[Mono-winforms-list] Re: Problem with Form.Show() and Thread.Sleep()

Peter Dennis Bartok peter at novonyx.com
Wed Jun 8 19:51:24 EDT 2005


I'm guessing you're running this with Mono on X11, not on Win32. The fact 
that you're getting a Window at all is a particular Windows 'feature'. X11 
will not create a window until the message pump is running.

If you ran the same sample on Win32, with Mono and our MWF, you would see 
exact same results as with Microsoft's implementation (and as described in 
the book).
While it is thinkable to work around that somehow, by firing the message 
pump until the window shows up, I think that would cause more severe 
incompatibilities since some messages already have been processed.

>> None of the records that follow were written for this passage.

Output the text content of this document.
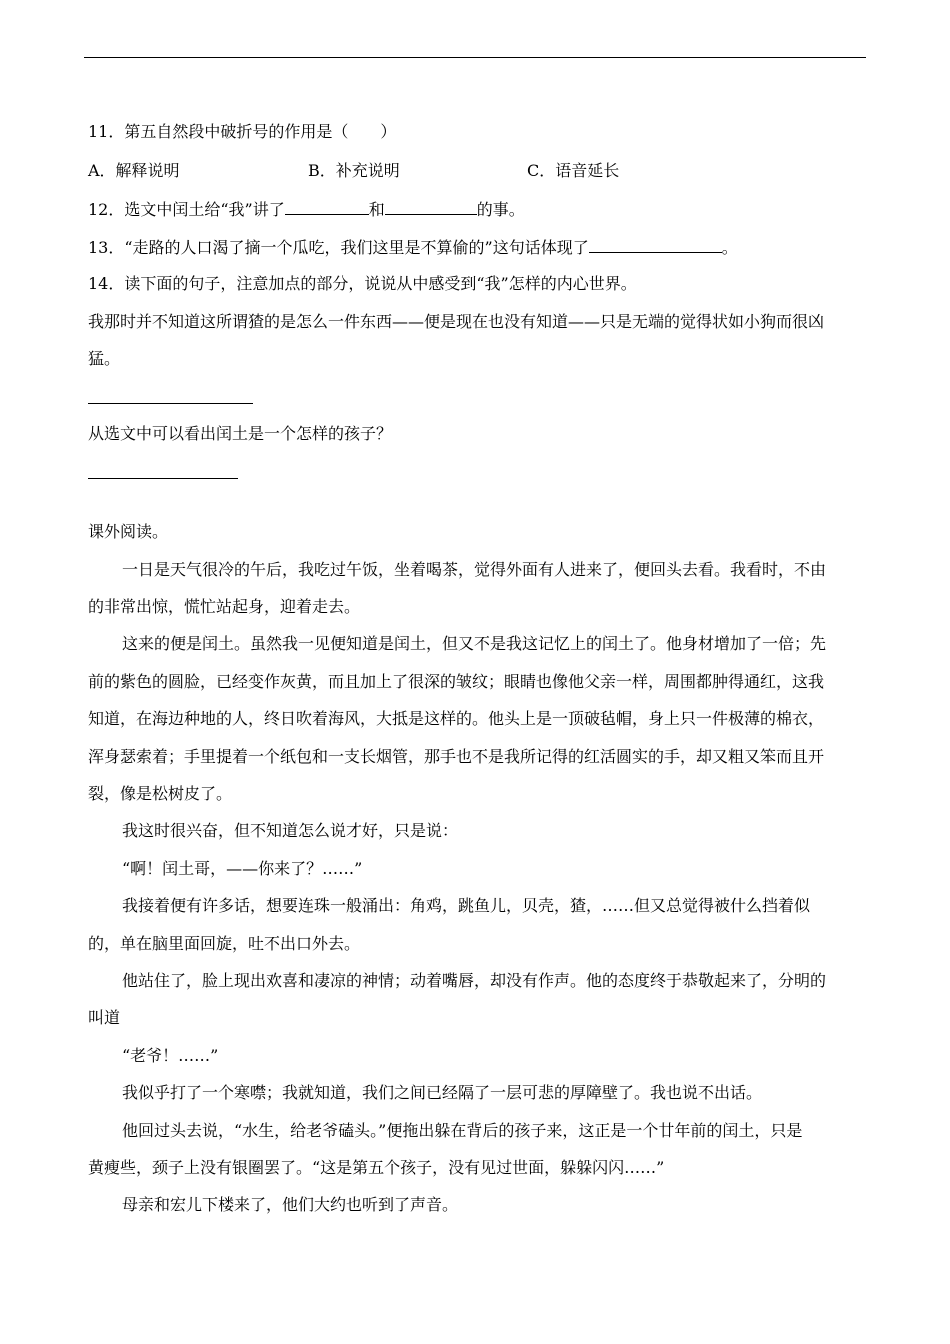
11．第五自然段中破折号的作用是（　　）
A．解释说明	B．补充说明	C．语音延长
12．选文中闰土给“我”讲了	和	的事。
13．“走路的人口渴了摘一个瓜吃，我们这里是不算偷的”这句话体现了	。
14．读下面的句子，注意加点的部分，说说从中感受到“我”怎样的内心世界。
我那时并不知道这所谓猹的是怎么一件东西——便是现在也没有知道——只是无端的觉得状如小狗而很凶
猛。
从选文中可以看出闰土是一个怎样的孩子？
课外阅读。
一日是天气很冷的午后，我吃过午饭，坐着喝茶，觉得外面有人进来了，便回头去看。我看时，不由
的非常出惊，慌忙站起身，迎着走去。
这来的便是闰土。虽然我一见便知道是闰土，但又不是我这记忆上的闰土了。他身材增加了一倍；先
前的紫色的圆脸，已经变作灰黄，而且加上了很深的皱纹；眼睛也像他父亲一样，周围都肿得通红，这我
知道，在海边种地的人，终日吹着海风，大抵是这样的。他头上是一顶破毡帽，身上只一件极薄的棉衣，
浑身瑟索着；手里提着一个纸包和一支长烟管，那手也不是我所记得的红活圆实的手，却又粗又笨而且开
裂，像是松树皮了。
我这时很兴奋，但不知道怎么说才好，只是说：
“啊！闰土哥，——你来了？……”
我接着便有许多话，想要连珠一般涌出：角鸡，跳鱼儿，贝壳，猹，……但又总觉得被什么挡着似
的，单在脑里面回旋，吐不出口外去。
他站住了，脸上现出欢喜和凄凉的神情；动着嘴唇，却没有作声。他的态度终于恭敬起来了，分明的
叫道
“老爷！……”
我似乎打了一个寒噤；我就知道，我们之间已经隔了一层可悲的厚障壁了。我也说不出话。
他回过头去说，“水生，给老爷磕头。”便拖出躲在背后的孩子来，这正是一个廿年前的闰土，只是
黄瘦些，颈子上没有银圈罢了。“这是第五个孩子，没有见过世面，躲躲闪闪……”
母亲和宏儿下楼来了，他们大约也听到了声音。
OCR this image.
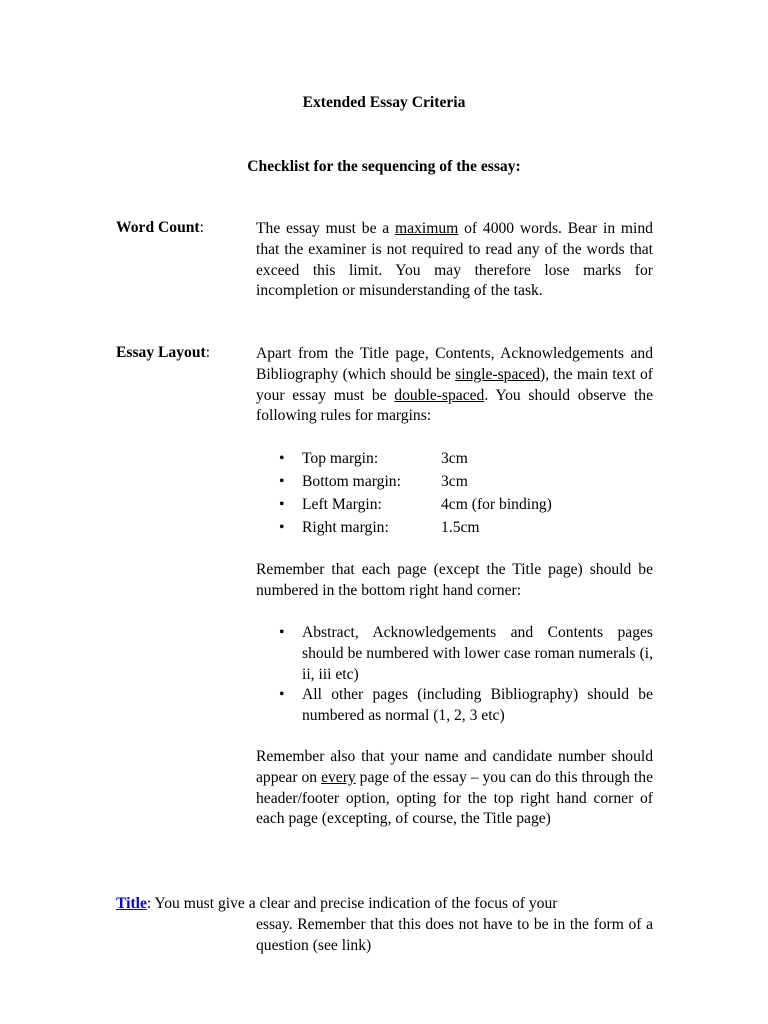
Extended Essay Criteria
Checklist for the sequencing of the essay:
Word Count:	The essay must be a maximum of 4000 words. Bear in mind that the examiner is not required to read any of the words that exceed this limit. You may therefore lose marks for incompletion or misunderstanding of the task.
Essay Layout:	Apart from the Title page, Contents, Acknowledgements and Bibliography (which should be single-spaced), the main text of your essay must be double-spaced. You should observe the following rules for margins:

• Top margin:	3cm
• Bottom margin:	3cm
• Left Margin:	4cm (for binding)
• Right margin:	1.5cm

Remember that each page (except the Title page) should be numbered in the bottom right hand corner:

• Abstract, Acknowledgements and Contents pages should be numbered with lower case roman numerals (i, ii, iii etc)
• All other pages (including Bibliography) should be numbered as normal (1, 2, 3 etc)

Remember also that your name and candidate number should appear on every page of the essay – you can do this through the header/footer option, opting for the top right hand corner of each page (excepting, of course, the Title page)

Title: You must give a clear and precise indication of the focus of your
essay. Remember that this does not have to be in the form of a question (see link)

Look at it this way: Mono's way of showing you on X11 how important a 
running message pump can be is way more impressive than on Windows :-) It 
really emphasizes the point by not even showing you a window, instead of 
showing a frozen window. Yes. I'm half kidding :-)

Cheers,
  Peter



-----Original Message-----
From: "Christopher Nehren" <apeiron+usenet at coitusmentis.info>
To: <mono-winforms-list at ximian.com>
Date: 08 June, 2005 17:40
Subject: [Mono-winforms-list] Re: Problem with Form.Show() and 
Thread.Sleep()


>On 2005-06-08, Kornél Pál scribbled these
>curious markings:
>> I have tried the code you sent on Windows using .NET Framework and Mono 
>> as
>> well. It worked but creating a window without a message queue will lead 
>> to
>> an unresponsive window.
>
>As a matter of fact, that's precisely the point of that example. There's
>several examples following it which fix the problem (though I have
>problems with those, too). I would imagine that it's a problem with my
>setup if it's not failing in the proper way, yes? I'm trying to learn
>WinForms with Mono, and it's difficult if I don't see the same thing the
>author describes.
>
>> You should use only the following line in Main:
>>
>> Application.Run(new Form());
>
>Yep, that's mentioned as well.
>
>Best Regards,
>Christopher Nehren
>-- 
>I abhor a system designed for the "user", if that word is a coded
>pejorative meaning "stupid and unsophisticated". -- Ken Thompson
>If you ask the wrong people questions, you get "Joel on Software".
>Unix is user friendly. However, it isn't idiot friendly.